Mechline’s Kristian Roberts insists that the brand’s Waste 2O bio-digester offers the ideal in-house solution without the need to store food waste for collection or pay collection and disposal fees, but he recognises that installing the right equipment is only half the battle. He suggests that operators need to get kitchen staff engaged on the issue.
“Food waste is simple to measure and monitor — there are opportunities to reduce costs associated with wastage. The responsibility of food waste should be shared throughout the kitchen. It is not possible for one person to manage food waste alone — communication throughout the kitchen can enable everyone to play their part.”
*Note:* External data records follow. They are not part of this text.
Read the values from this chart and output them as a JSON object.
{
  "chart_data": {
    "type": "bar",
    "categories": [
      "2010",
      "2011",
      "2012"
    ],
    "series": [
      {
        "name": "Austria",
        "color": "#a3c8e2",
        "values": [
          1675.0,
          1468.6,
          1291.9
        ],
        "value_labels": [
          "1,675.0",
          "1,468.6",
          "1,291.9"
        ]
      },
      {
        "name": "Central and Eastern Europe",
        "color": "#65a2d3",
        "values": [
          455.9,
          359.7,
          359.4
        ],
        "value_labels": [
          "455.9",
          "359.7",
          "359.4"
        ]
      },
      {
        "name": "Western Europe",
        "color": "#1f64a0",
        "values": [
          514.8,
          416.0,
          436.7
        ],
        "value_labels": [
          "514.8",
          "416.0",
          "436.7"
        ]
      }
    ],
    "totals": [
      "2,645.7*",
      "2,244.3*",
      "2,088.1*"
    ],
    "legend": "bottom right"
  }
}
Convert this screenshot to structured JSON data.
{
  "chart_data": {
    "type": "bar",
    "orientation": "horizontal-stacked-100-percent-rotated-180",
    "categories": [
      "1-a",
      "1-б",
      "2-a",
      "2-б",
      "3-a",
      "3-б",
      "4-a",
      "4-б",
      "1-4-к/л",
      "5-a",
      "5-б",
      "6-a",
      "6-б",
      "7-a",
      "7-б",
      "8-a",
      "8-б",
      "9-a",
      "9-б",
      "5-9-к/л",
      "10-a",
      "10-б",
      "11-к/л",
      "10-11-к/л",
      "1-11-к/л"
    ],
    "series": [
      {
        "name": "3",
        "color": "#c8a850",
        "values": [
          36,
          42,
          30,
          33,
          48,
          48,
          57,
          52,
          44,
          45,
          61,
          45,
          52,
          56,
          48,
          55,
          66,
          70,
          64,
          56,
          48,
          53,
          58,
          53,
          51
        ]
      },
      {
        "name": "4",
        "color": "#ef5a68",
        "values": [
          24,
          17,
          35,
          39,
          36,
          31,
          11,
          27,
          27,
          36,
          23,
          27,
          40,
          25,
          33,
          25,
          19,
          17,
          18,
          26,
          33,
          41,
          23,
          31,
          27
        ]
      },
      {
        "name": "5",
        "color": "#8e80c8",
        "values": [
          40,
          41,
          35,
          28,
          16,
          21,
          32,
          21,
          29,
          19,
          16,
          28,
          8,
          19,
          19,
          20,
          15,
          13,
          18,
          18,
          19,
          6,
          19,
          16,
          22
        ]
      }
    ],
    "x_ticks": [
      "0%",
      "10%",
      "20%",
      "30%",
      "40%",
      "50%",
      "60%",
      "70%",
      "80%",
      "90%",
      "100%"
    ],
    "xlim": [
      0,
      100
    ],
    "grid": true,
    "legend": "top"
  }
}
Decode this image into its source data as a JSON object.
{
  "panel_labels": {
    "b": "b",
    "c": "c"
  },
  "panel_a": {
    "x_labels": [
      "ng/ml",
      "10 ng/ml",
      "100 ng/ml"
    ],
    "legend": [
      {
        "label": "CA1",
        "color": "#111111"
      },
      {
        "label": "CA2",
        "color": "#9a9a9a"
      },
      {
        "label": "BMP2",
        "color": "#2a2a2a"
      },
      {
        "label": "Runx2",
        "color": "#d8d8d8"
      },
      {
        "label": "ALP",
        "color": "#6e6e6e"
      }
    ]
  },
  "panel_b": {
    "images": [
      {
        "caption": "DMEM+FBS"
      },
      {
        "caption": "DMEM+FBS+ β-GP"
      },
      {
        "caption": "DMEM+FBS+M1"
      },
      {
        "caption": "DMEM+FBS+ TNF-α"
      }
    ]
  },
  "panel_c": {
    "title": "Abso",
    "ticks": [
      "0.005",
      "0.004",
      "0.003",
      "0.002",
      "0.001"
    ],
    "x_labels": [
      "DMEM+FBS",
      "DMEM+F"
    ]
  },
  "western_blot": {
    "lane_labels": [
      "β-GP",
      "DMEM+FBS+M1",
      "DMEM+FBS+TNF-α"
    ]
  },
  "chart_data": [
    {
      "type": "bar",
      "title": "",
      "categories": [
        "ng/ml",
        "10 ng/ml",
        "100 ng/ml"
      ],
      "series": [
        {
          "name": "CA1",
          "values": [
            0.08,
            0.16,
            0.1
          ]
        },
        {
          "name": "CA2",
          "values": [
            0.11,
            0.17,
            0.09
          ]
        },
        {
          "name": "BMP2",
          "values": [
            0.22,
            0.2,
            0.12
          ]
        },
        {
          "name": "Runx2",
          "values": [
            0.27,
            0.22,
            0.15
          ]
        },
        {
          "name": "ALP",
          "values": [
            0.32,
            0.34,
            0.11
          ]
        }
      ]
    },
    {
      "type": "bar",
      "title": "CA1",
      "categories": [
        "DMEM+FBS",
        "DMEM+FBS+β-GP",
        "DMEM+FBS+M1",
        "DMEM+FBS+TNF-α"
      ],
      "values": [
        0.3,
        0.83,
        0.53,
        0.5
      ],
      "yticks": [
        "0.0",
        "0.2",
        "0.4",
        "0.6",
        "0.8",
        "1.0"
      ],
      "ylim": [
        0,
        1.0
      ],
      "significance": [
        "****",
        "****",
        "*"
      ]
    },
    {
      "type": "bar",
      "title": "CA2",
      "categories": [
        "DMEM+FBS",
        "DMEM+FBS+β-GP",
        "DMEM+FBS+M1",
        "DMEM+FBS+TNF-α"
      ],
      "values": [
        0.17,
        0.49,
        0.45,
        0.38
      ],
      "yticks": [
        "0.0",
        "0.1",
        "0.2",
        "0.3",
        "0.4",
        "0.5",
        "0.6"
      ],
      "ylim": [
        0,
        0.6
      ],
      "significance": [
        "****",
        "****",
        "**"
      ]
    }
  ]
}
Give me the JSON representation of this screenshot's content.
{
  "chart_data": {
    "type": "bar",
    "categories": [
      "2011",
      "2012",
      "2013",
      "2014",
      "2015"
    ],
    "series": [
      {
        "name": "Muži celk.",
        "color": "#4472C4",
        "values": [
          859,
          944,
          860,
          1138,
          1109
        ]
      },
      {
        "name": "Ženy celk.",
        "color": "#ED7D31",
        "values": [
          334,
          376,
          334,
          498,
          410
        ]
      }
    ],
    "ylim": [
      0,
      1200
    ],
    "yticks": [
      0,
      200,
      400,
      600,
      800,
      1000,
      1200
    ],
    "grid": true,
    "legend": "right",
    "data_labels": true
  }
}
Perhaps the sternest challenge for any operator is facing up to the extent to which food waste is an issue for their business in the first place. IMC’s Gary Barnabus hears the words ‘we don’t produce any food waste’ all too frequently. He says it usually takes until a food waste audit is undertaken before the true scale of the situation sinks in.
He concludes that operators simply need to accept that every hospitality organisation produces food waste — it’s how the production and disposal of it is managed that matters. “Understanding and realising that you have an issue with waste allows the process of reduction to begin,” he says.
It is advice that will need acting upon if the industry is to finally rein in its annual £3 billion food waste bill.